Replay has been read widely and heavily reviewed. On the whole, the reviews tend to be hugely positive…though for the remainder I’m sure that some have been written by a group of people who gave up after the first few chapters out of total and sheer boredom.
Synopsis of Replay
Jeff Winston dies at 43 and wakes up as an 18 year old. He relives his life with knowledge of what’s to come. Then dies again at 43. He wakes up as an 18 year old again, albeit a few days later than the last time. And he relives his life again. And again. And so on.

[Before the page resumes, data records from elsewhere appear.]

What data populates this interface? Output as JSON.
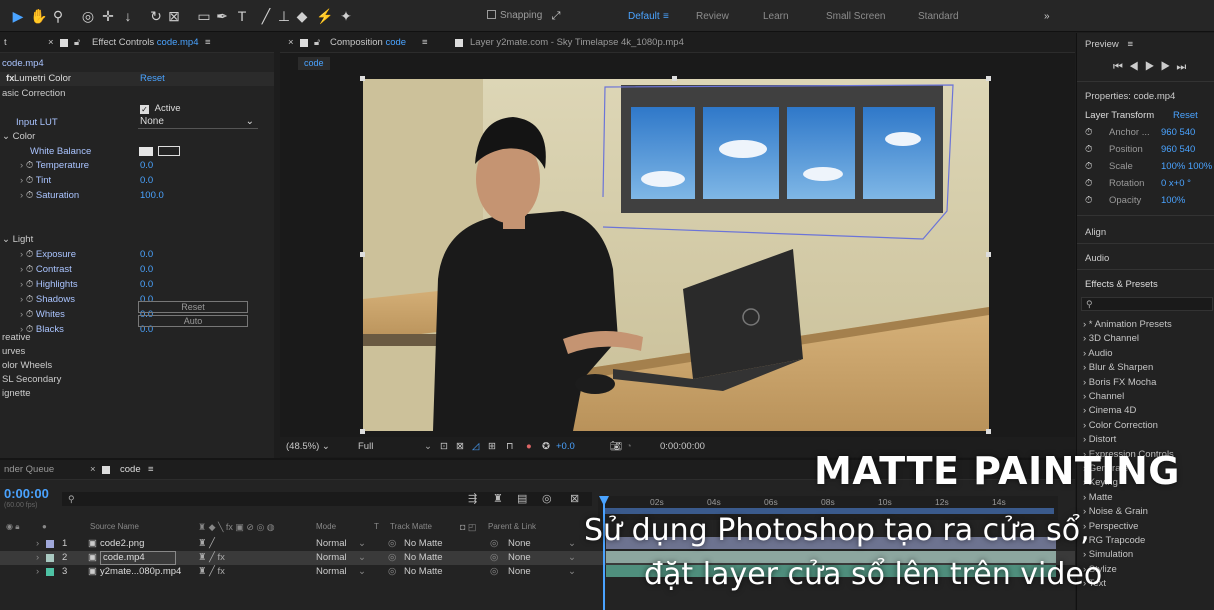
{
  "toolbar": {
    "snapping_label": "Snapping",
    "workspaces": [
      "Default",
      "Review",
      "Learn",
      "Small Screen",
      "Standard"
    ],
    "overflow": "»"
  },
  "effect_controls": {
    "tab_close": "×",
    "title": "Effect Controls",
    "file": "code.mp4",
    "layer_label": "code.mp4",
    "effect_name": "Lumetri Color",
    "reset": "Reset",
    "basic_correction": "asic Correction",
    "active_label": "Active",
    "input_lut_label": "Input LUT",
    "input_lut_value": "None",
    "color_group": "Color",
    "white_balance": "White Balance",
    "params_color": [
      {
        "label": "Temperature",
        "value": "0.0"
      },
      {
        "label": "Tint",
        "value": "0.0"
      },
      {
        "label": "Saturation",
        "value": "100.0"
      }
    ],
    "light_group": "Light",
    "params_light": [
      {
        "label": "Exposure",
        "value": "0.0"
      },
      {
        "label": "Contrast",
        "value": "0.0"
      },
      {
        "label": "Highlights",
        "value": "0.0"
      },
      {
        "label": "Shadows",
        "value": "0.0"
      },
      {
        "label": "Whites",
        "value": "0.0"
      },
      {
        "label": "Blacks",
        "value": "0.0"
      }
    ],
    "reset_button": "Reset",
    "auto_button": "Auto",
    "sections": [
      "reative",
      "urves",
      "olor Wheels",
      "SL Secondary",
      "ignette"
    ]
  },
  "composition": {
    "title": "Composition",
    "name": "code",
    "layer_tab": "Layer  y2mate.com - Sky Timelapse 4k_1080p.mp4",
    "comp_tab": "code",
    "zoom": "(48.5%)",
    "quality": "Full",
    "exposure": "+0.0",
    "timecode": "0:00:00:00"
  },
  "right_panel": {
    "preview": "Preview",
    "properties_title": "Properties: code.mp4",
    "layer_transform": "Layer Transform",
    "reset": "Reset",
    "props": [
      {
        "label": "Anchor ...",
        "value": "960  540"
      },
      {
        "label": "Position",
        "value": "960  540"
      },
      {
        "label": "Scale",
        "value": "100%  100%"
      },
      {
        "label": "Rotation",
        "value": "0 x+0 °"
      },
      {
        "label": "Opacity",
        "value": "100%"
      }
    ],
    "align": "Align",
    "audio": "Audio",
    "effects_presets": "Effects & Presets",
    "fx_list": [
      "* Animation Presets",
      "3D Channel",
      "Audio",
      "Blur & Sharpen",
      "Boris FX Mocha",
      "Channel",
      "Cinema 4D",
      "Color Correction",
      "Distort",
      "Expression Controls",
      "Generate",
      "Keying",
      "Matte",
      "Noise & Grain",
      "Perspective",
      "RG Trapcode",
      "Simulation",
      "Stylize",
      "Text"
    ]
  },
  "timeline": {
    "render_queue": "nder Queue",
    "tab_name": "code",
    "timecode": "0:00:00",
    "fps": "(60.00 fps)",
    "col_source": "Source Name",
    "col_mode": "Mode",
    "col_t": "T",
    "col_trackmatte": "Track Matte",
    "col_parent": "Parent & Link",
    "ruler": [
      "02s",
      "04s",
      "06s",
      "08s",
      "10s",
      "12s",
      "14s"
    ],
    "layers": [
      {
        "num": "1",
        "name": "code2.png",
        "mode": "Normal",
        "matte": "No Matte",
        "parent": "None",
        "color": "#9fa7d9"
      },
      {
        "num": "2",
        "name": "code.mp4",
        "mode": "Normal",
        "matte": "No Matte",
        "parent": "None",
        "color": "#a9c9c1"
      },
      {
        "num": "3",
        "name": "y2mate...080p.mp4",
        "mode": "Normal",
        "matte": "No Matte",
        "parent": "None",
        "color": "#4ec2a4"
      }
    ]
  },
  "overlay": {
    "title": "MATTE PAINTING",
    "line1": "Sử dụng Photoshop tạo ra cửa sổ,",
    "line2": "đặt layer cửa sổ lên trên video"
  }
}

Eventually he meets Pamela Phillips, another ‘replayer’ like himself. Their shared wisdom gleaned over each of their replays help them to hit it off with each other. Together they try to figure out what’s happening to them, and why the length of the replays are getting shorter and what the consequences of the natural extrapolation will be.
Replay my thoughts…
Despite the tedious first few chapters I managed to plod on…which turned out to be a good thing because Replay picks up a little around half way through. From then on it gets interesting with the introduction of Pamela.

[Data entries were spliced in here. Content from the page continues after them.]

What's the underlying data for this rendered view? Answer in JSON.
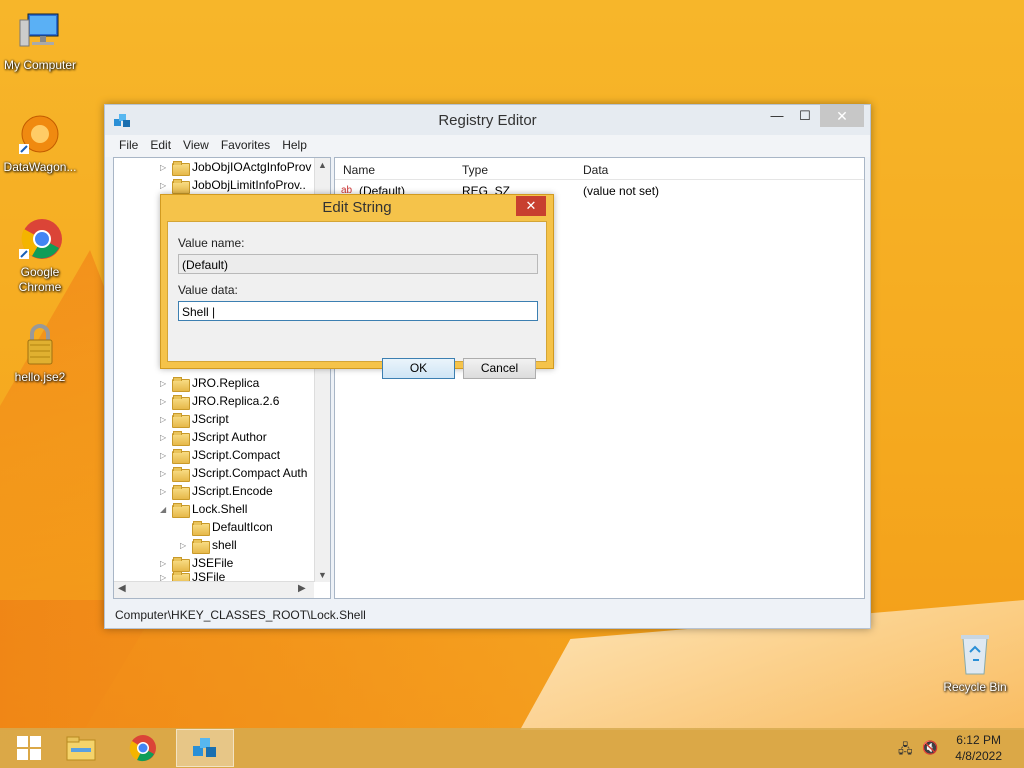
{
  "desktop": {
    "icons": [
      {
        "label": "My Computer"
      },
      {
        "label": "DataWagon..."
      },
      {
        "label": "Google Chrome"
      },
      {
        "label": "hello.jse2"
      },
      {
        "label": "Recycle Bin"
      }
    ]
  },
  "window": {
    "title": "Registry Editor",
    "menu": [
      "File",
      "Edit",
      "View",
      "Favorites",
      "Help"
    ],
    "tree": [
      {
        "label": "JobObjIOActgInfoProv",
        "exp": "▷"
      },
      {
        "label": "JobObjLimitInfoProv..",
        "exp": "▷"
      },
      {
        "label": "JRO.Replica",
        "exp": "▷"
      },
      {
        "label": "JRO.Replica.2.6",
        "exp": "▷"
      },
      {
        "label": "JScript",
        "exp": "▷"
      },
      {
        "label": "JScript Author",
        "exp": "▷"
      },
      {
        "label": "JScript.Compact",
        "exp": "▷"
      },
      {
        "label": "JScript.Compact Auth",
        "exp": "▷"
      },
      {
        "label": "JScript.Encode",
        "exp": "▷"
      },
      {
        "label": "Lock.Shell",
        "exp": "◢"
      },
      {
        "label": "DefaultIcon",
        "exp": ""
      },
      {
        "label": "shell",
        "exp": "▷"
      },
      {
        "label": "JSEFile",
        "exp": "▷"
      },
      {
        "label": "JSFile",
        "exp": "▷"
      }
    ],
    "columns": {
      "name": "Name",
      "type": "Type",
      "data": "Data"
    },
    "rows": [
      {
        "name": "(Default)",
        "type": "REG_SZ",
        "data": "(value not set)"
      }
    ],
    "status": "Computer\\HKEY_CLASSES_ROOT\\Lock.Shell"
  },
  "dialog": {
    "title": "Edit String",
    "value_name_label": "Value name:",
    "value_name": "(Default)",
    "value_data_label": "Value data:",
    "value_data": "Shell |",
    "ok": "OK",
    "cancel": "Cancel"
  },
  "taskbar": {
    "time": "6:12 PM",
    "date": "4/8/2022"
  }
}
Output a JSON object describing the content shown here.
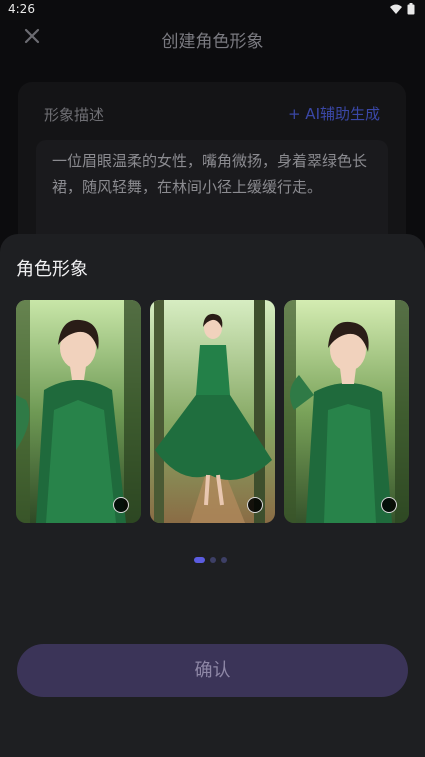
{
  "status_bar": {
    "time": "4:26"
  },
  "header": {
    "title": "创建角色形象"
  },
  "description": {
    "label": "形象描述",
    "ai_button": "+ AI辅助生成",
    "text": "一位眉眼温柔的女性，嘴角微扬，身着翠绿色长裙，随风轻舞，在林间小径上缓缓行走。"
  },
  "sheet": {
    "title": "角色形象",
    "images": [
      {
        "icon": "character-portrait-1"
      },
      {
        "icon": "character-portrait-2"
      },
      {
        "icon": "character-portrait-3"
      }
    ],
    "pagination": {
      "current": 1,
      "total": 3
    },
    "confirm_label": "确认"
  },
  "colors": {
    "accent": "#5b5ce0",
    "confirm_bg": "#3b3458",
    "ai_link": "#3a47a6",
    "sheet_bg": "#1e1f22"
  }
}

So…my review I guess will be like the summation of all the others – that I both liked and hated Replay.
Like the main character at the start of the book, I’m in my roaring forties. Unlike him, I have a job I love, but even better, I have a wife and 2 kids who I’m intensely in love with.

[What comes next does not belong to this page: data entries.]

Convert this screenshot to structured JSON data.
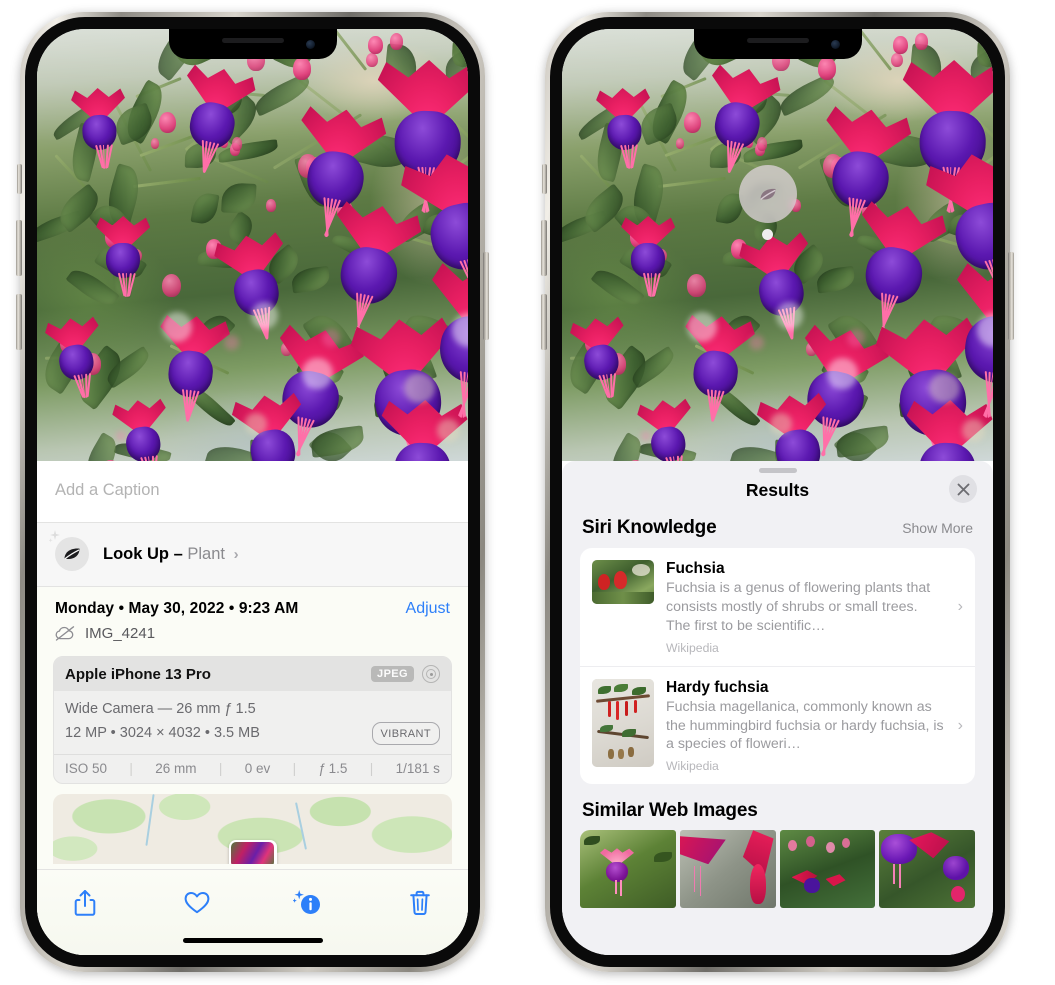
{
  "left_phone": {
    "name": "photos-detail-screen",
    "caption": {
      "placeholder": "Add a Caption",
      "value": ""
    },
    "lookup": {
      "icon": "leaf-icon",
      "sparkles_icon": "sparkles-icon",
      "label": "Look Up –",
      "subject": "Plant",
      "chevron": "›"
    },
    "meta": {
      "date": "Monday • May 30, 2022 • 9:23 AM",
      "adjust_label": "Adjust",
      "cloud_icon": "cloud-slash-icon",
      "filename": "IMG_4241"
    },
    "exif": {
      "device": "Apple iPhone 13 Pro",
      "format_badge": "JPEG",
      "hdr_icon": "hdr-ring-icon",
      "lens_line": "Wide Camera — 26 mm ƒ 1.5",
      "size_line": "12 MP • 3024 × 4032 • 3.5 MB",
      "style_badge": "VIBRANT",
      "stats": [
        "ISO 50",
        "26 mm",
        "0 ev",
        "ƒ 1.5",
        "1/181 s"
      ]
    },
    "map": {
      "name": "location-map-thumbnail",
      "pin": "photo-pin"
    },
    "toolbar": [
      {
        "name": "share-button",
        "icon": "share-icon"
      },
      {
        "name": "favorite-button",
        "icon": "heart-icon"
      },
      {
        "name": "info-button",
        "icon": "info-sparkle-icon"
      },
      {
        "name": "delete-button",
        "icon": "trash-icon"
      }
    ]
  },
  "right_phone": {
    "name": "visual-look-up-results-screen",
    "badge": {
      "name": "visual-lookup-badge",
      "icon": "leaf-icon"
    },
    "panel": {
      "grabber": "drag-handle",
      "title": "Results",
      "close_icon": "close-icon"
    },
    "siri_knowledge": {
      "heading": "Siri Knowledge",
      "show_more": "Show More",
      "items": [
        {
          "title": "Fuchsia",
          "description": "Fuchsia is a genus of flowering plants that consists mostly of shrubs or small trees. The first to be scientific…",
          "source": "Wikipedia",
          "thumb": "fuchsia-red-flowers-thumbnail",
          "chevron": "›"
        },
        {
          "title": "Hardy fuchsia",
          "description": "Fuchsia magellanica, commonly known as the hummingbird fuchsia or hardy fuchsia, is a species of floweri…",
          "source": "Wikipedia",
          "thumb": "hardy-fuchsia-specimen-thumbnail",
          "chevron": "›"
        }
      ]
    },
    "similar_web_images": {
      "heading": "Similar Web Images",
      "items": [
        "fuchsia-pink-purple-bloom-thumbnail",
        "fuchsia-red-closeup-thumbnail",
        "fuchsia-bush-buds-thumbnail",
        "fuchsia-purple-magenta-thumbnail"
      ]
    }
  },
  "colors": {
    "accent_blue": "#2d7ff9",
    "panel_bg": "#f1f1f4",
    "sheet_bg": "#fbfcf6",
    "card_bg": "#ffffff",
    "secondary_text": "#8a8a8e"
  }
}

So if I died tonight and I got to live my life again, would I do things any differently?
I wouldn’t read Replay again, at least, not the first half.
The first half describes how some bloke lives his life for the second time. OK, he’s died and come back as an 18 year old, but there’s nothing particularly interesting to read. Then he does it again. And again, and probably again. I can’t remember now. He does it a few times anyway.
Knowledge of the past futures doesn’t really come into play that much apart from his placing a few bets and investments to ensure financial security. He tries to stop the JFK assassination. Arghh! It’s hardly an original theme in a time travel novel.
Well, I say “time travel” but it’s pretty shallow stuff really and it certainly doesn’t read anything like a time travel novel. Indeed Jeff doesn’t seem to display any level of wisdom beyond his apparent 18 years of age other than taking steps to avoid fathering children knowing that they would cease to exist on his next replay.
Finally he meets Pamela, and through her an actual plot starts to form. It’s rather diluted because it’s infused with romance (actually an interesting line because of complications with wives and girlfriends from previous replays)
I’m only giving 3 stars to Replay for its blandidity, relieved only in the second half.